Isoflurane induced eNOS signaling and cardioprotection
|PhD ceremony:||I. Baotic|
|When:||December 12, 2018|
|Supervisor:||prof. dr. R.H. (Rob) Henning|
|Co-supervisor:||dr. A.H. Epema|
|Where:||Academy building RUG|
|Faculty:||Medical Sciences / UMCG|
Isoflurane induced eNOS signaling and cardioprotection. Preconditioning mechanisms under normal and hyperglycemic conditions.

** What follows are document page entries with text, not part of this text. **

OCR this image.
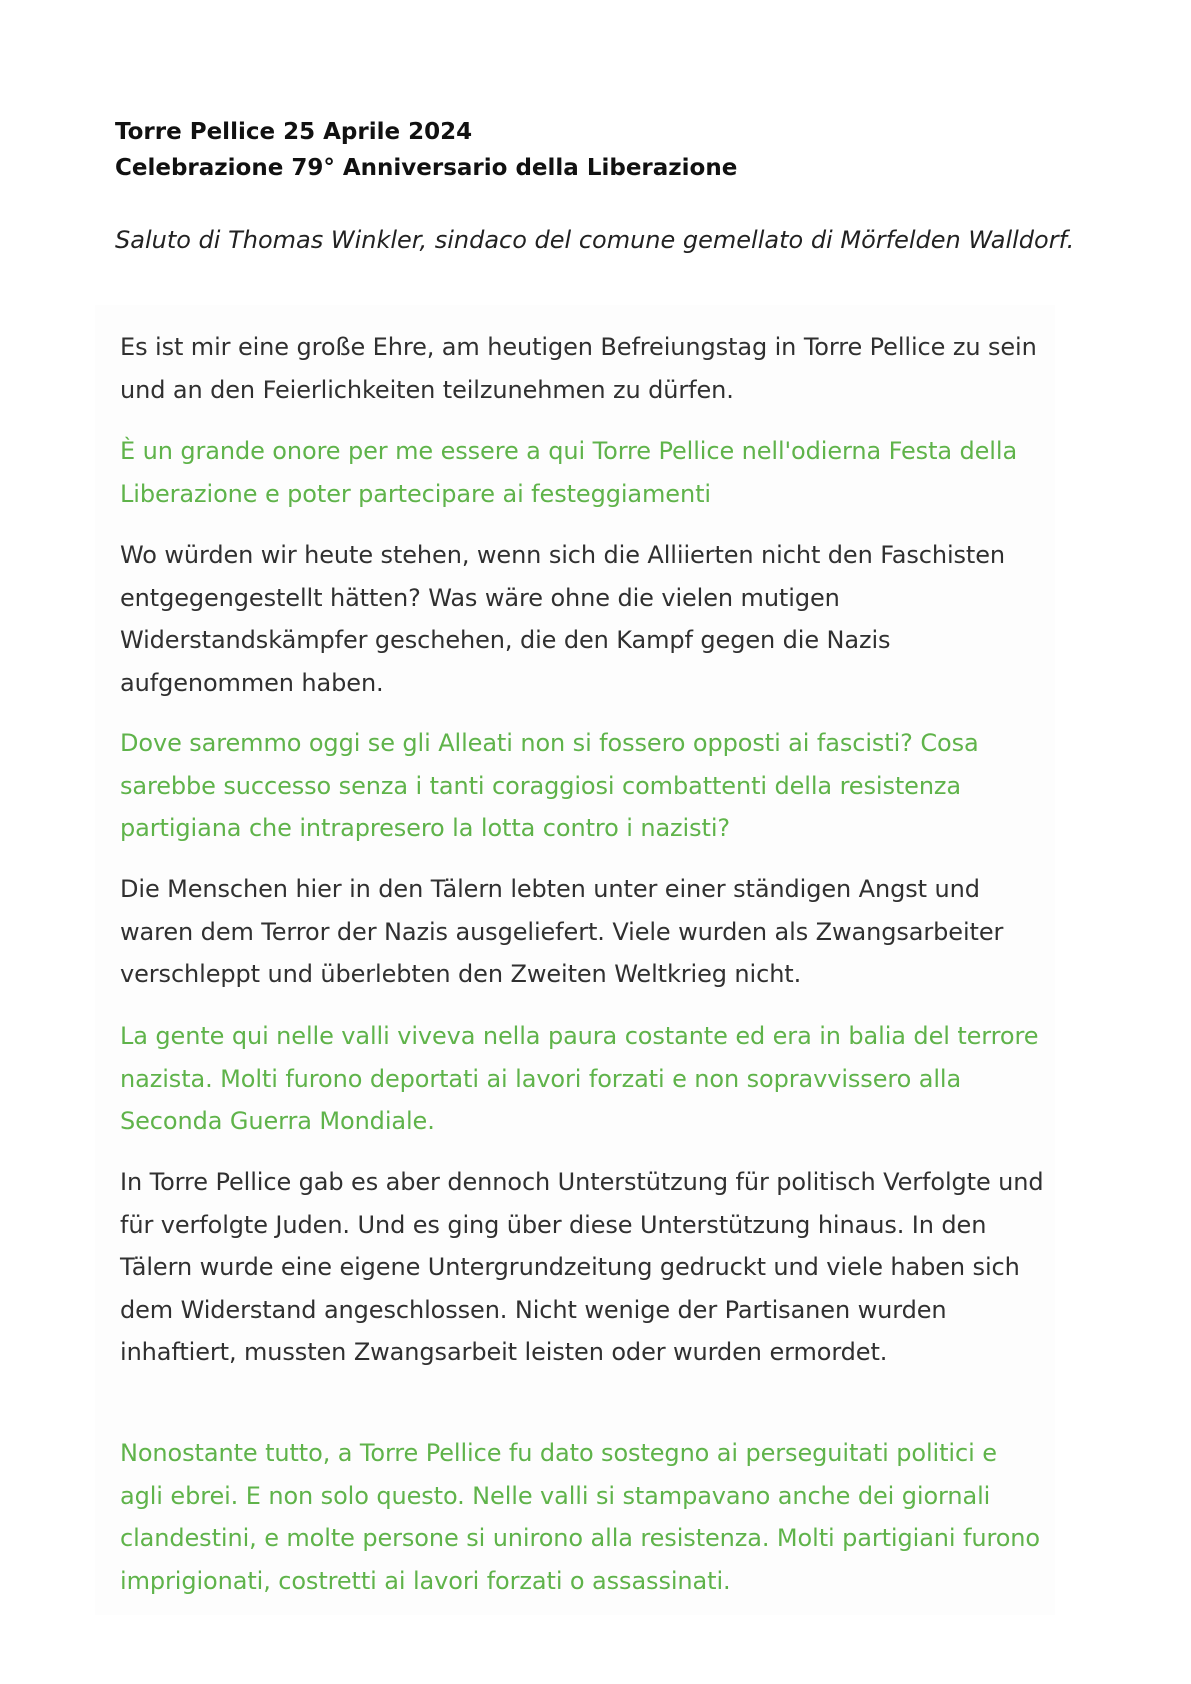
Torre Pellice 25 Aprile 2024
Celebrazione 79° Anniversario della Liberazione
Saluto di Thomas Winkler, sindaco del comune gemellato di Mörfelden Walldorf.

Es ist mir eine große Ehre, am heutigen Befreiungstag in Torre Pellice zu sein und an den Feierlichkeiten teilzunehmen zu dürfen.

È un grande onore per me essere a qui Torre Pellice nell'odierna Festa della Liberazione e poter partecipare ai festeggiamenti

Wo würden wir heute stehen, wenn sich die Alliierten nicht den Faschisten entgegengestellt hätten? Was wäre ohne die vielen mutigen Widerstandskämpfer geschehen, die den Kampf gegen die Nazis aufgenommen haben.

Dove saremmo oggi se gli Alleati non si fossero opposti ai fascisti? Cosa sarebbe successo senza i tanti coraggiosi combattenti della resistenza partigiana che intrapresero la lotta contro i nazisti?

Die Menschen hier in den Tälern lebten unter einer ständigen Angst und waren dem Terror der Nazis ausgeliefert. Viele wurden als Zwangsarbeiter verschleppt und überlebten den Zweiten Weltkrieg nicht.

La gente qui nelle valli viveva nella paura costante ed era in balia del terrore nazista. Molti furono deportati ai lavori forzati e non sopravvissero alla Seconda Guerra Mondiale.

In Torre Pellice gab es aber dennoch Unterstützung für politisch Verfolgte und für verfolgte Juden. Und es ging über diese Unterstützung hinaus. In den Tälern wurde eine eigene Untergrundzeitung gedruckt und viele haben sich dem Widerstand angeschlossen. Nicht wenige der Partisanen wurden inhaftiert, mussten Zwangsarbeit leisten oder wurden ermordet.

Nonostante tutto, a Torre Pellice fu dato sostegno ai perseguitati politici e agli ebrei. E non solo questo. Nelle valli si stampavano anche dei giornali clandestini, e molte persone si unirono alla resistenza. Molti partigiani furono imprigionati, costretti ai lavori forzati o assassinati.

The main goal of the thesis was to evaluate the mechanisms conferring cardioprotection offered by anesthetic preconditioning (APC), i.e. the administration of inhalation anesthetics producing resistance to subsequent cessation of blood and oxygen supply, and to evaluate why this technique fails in diabetic conditions. We found that APC with isoflurane protected rat hearts by modulating nitric oxide (NO) synthesis through time-dependent changes in the expression of key NO regulatory proteins, including endothelial NO synthase (eNOS) and guanosine triphosphate cyclohydrolase (GTPCH)-1, the rate-limiting enzyme of tetrahydrobiopterin biosynthesis. Involvement of endothelial NO in APC was confirmed in co-cultures of endothelial and cardiac cells, which is dependent on maintenance of eNOS phosphorylation, partly via induction of hypoxia-inducible factor (HIF1α). APC is thought critically dependent on mitochondria. Given that diabetes alters mitochondrial bioenergetics and disrupts APC protection, contribution of proteins encoded by mitochondrial DNA was studied by using two strains of diabetic rats with the same nuclear but distinct mitochondrial genome. As APC protected hearts of only one of both strains from ischemia, with antioxidants having opposite effects, mitochondria and mitochondrial oxygen radical production seem critical in APC induced cardioprotection. Further mitochondrial adaptations that may abrogate APC induced cardioprotection in hyperglycemia and diabetes are reviewed in depth. Finally, we demonstrate that the ApoA1 mimetic, D-4F, restores APC evoked cardioprotection in hyperglycemia by maintaining a proper cellular localization of eNOS and limiting oxygen radical production. Collectively, this thesis discloses important signal transduction pathways involved in APC affected by diabetic conditions, and identifies a therapeutic strategy to counteract such loss for further clinical investigation.